A Rádio Rossio é também uma marca do Que Jazz É Este. Quem vai estar este ano em emissão?

“Rádio Rossio, a improvisar desde 2015”, como dita um dos jingles desta rádio que se faz ao vivo a partir de uma caravana. Infelizmente este ano, devido ao aperto das regras face ao contexto pandémico, a Rádio não se vai instalar ao vivo no parque Aquilino Ribeiro como previsto inicialmente mas vai emitir em directo nas frequências das rádios locais, essencialmente a partir dos estúdios da Rádio Jornal do Centro com uma passagem pela Rádio Emissora das Beiras e outra pela Estação Diária. Aos comandos dos mais variados programas de autor, para além dos radialistas das rádios da região (Paulo Lopes, Amadeu Araújo, Maria Helena, Catarina Machado, Tozé Novais e Brunex), estarão convidados de projectos afectos a rádios nacionais como o colectivo Rádio Aurora, Maria Inês Santos, Rui Miguel Abreu e Isilda Sanches.

Já começaram a pensar na vossa 10ª edição? É um número redondo que merece algo de especial, não?

Houve alturas, sim, em que começámos a pensar na 10ª edição, mas o contexto actual tem sido tão exigente e desgastante que temos que canalizar todas as forças possível para fazer acontecer a 9ª edição e pensar um dia de cada vez. Mas cá dentro, no fundo, está essa vontade de uma 10ª edição especial e também de votos de que o festival possa continuar a desenvolver-se, a fazer o seu caminho e a ir ao encontro das vontades de quem o faz, de quem se envolve, de quem dele usufrui.

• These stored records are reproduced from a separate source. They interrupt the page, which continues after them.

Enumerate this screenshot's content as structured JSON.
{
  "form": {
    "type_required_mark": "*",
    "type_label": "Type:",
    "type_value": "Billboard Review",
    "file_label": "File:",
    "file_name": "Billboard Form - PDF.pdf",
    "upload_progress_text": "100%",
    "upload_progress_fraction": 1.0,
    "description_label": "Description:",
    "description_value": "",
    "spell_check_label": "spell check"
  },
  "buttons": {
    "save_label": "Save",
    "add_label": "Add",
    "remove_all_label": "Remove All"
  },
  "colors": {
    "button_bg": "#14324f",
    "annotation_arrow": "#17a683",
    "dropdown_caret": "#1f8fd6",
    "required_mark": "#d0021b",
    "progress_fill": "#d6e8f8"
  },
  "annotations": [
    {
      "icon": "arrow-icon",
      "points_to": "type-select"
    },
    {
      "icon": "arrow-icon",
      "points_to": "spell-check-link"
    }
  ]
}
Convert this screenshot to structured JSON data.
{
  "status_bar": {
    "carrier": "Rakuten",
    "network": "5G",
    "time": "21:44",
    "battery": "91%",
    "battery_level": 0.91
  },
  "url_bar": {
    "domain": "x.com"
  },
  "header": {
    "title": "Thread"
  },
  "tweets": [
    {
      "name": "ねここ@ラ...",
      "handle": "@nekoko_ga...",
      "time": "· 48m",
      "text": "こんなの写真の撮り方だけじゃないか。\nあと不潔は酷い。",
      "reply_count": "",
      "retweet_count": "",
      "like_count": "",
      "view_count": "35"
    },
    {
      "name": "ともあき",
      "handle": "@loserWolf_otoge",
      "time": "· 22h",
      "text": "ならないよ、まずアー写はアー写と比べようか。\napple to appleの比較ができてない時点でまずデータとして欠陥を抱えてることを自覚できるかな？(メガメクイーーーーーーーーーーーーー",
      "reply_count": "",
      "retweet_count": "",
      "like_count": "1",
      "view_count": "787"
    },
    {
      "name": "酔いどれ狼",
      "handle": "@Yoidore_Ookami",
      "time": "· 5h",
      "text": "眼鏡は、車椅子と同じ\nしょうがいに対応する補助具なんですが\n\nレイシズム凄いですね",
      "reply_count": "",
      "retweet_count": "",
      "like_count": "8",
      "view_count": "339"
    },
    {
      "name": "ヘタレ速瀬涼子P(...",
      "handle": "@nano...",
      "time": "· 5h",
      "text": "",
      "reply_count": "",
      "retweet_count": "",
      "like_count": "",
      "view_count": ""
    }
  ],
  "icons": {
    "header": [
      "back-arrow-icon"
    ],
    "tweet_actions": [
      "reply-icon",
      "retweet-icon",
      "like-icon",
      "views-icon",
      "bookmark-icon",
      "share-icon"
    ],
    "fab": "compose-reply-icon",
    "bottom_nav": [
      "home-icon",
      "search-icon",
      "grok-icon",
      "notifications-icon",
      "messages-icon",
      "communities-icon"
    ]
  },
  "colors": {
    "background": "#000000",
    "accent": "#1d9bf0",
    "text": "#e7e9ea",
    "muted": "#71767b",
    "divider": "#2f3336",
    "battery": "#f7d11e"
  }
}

Finalmente, um festival desta natureza só deve ser possível com um forte apoio da autarquia. Há compromissos de futuro com a câmara de Viseu?

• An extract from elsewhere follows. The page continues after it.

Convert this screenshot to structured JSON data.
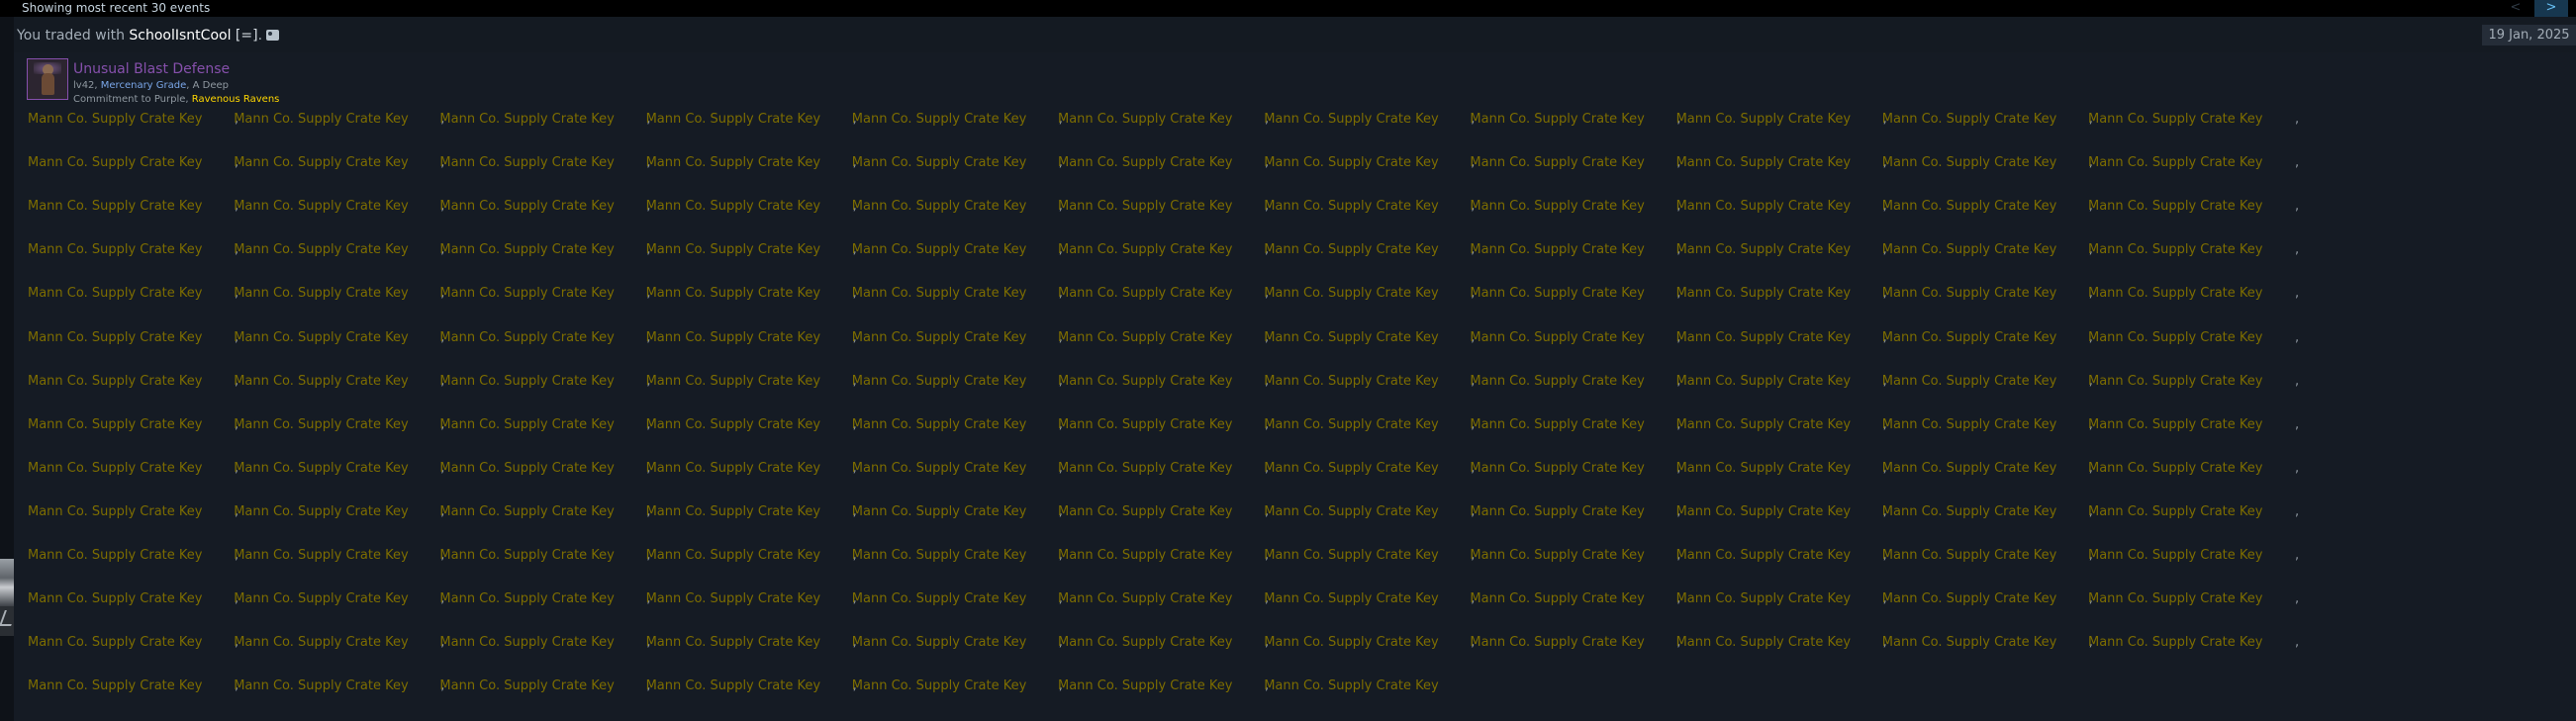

Desde a primeira edição que tem havido compromissos de futuro com a Câmara de Viseu, mas este é um ano particular, temos essa consciência… para além do contexto instável do país e do mundo, é ano de autárquicas e Viseu atravessa um período de particular instabilidade a nível político. No entanto, com a afirmação do festival ao longo destes nove anos e do reconhecimento que sempre sentimos das várias forças políticas que foram acompanhando o desenvolvimento do festival, do feedback do público em geral quer das pessoas da cidade quer do impacto que temos sentido a nível nacional, temos a crer que a câmara de Viseu dê continuidade ao seu papel fundamental de activar mecanismos financeiros que permitam a continuidade do festival.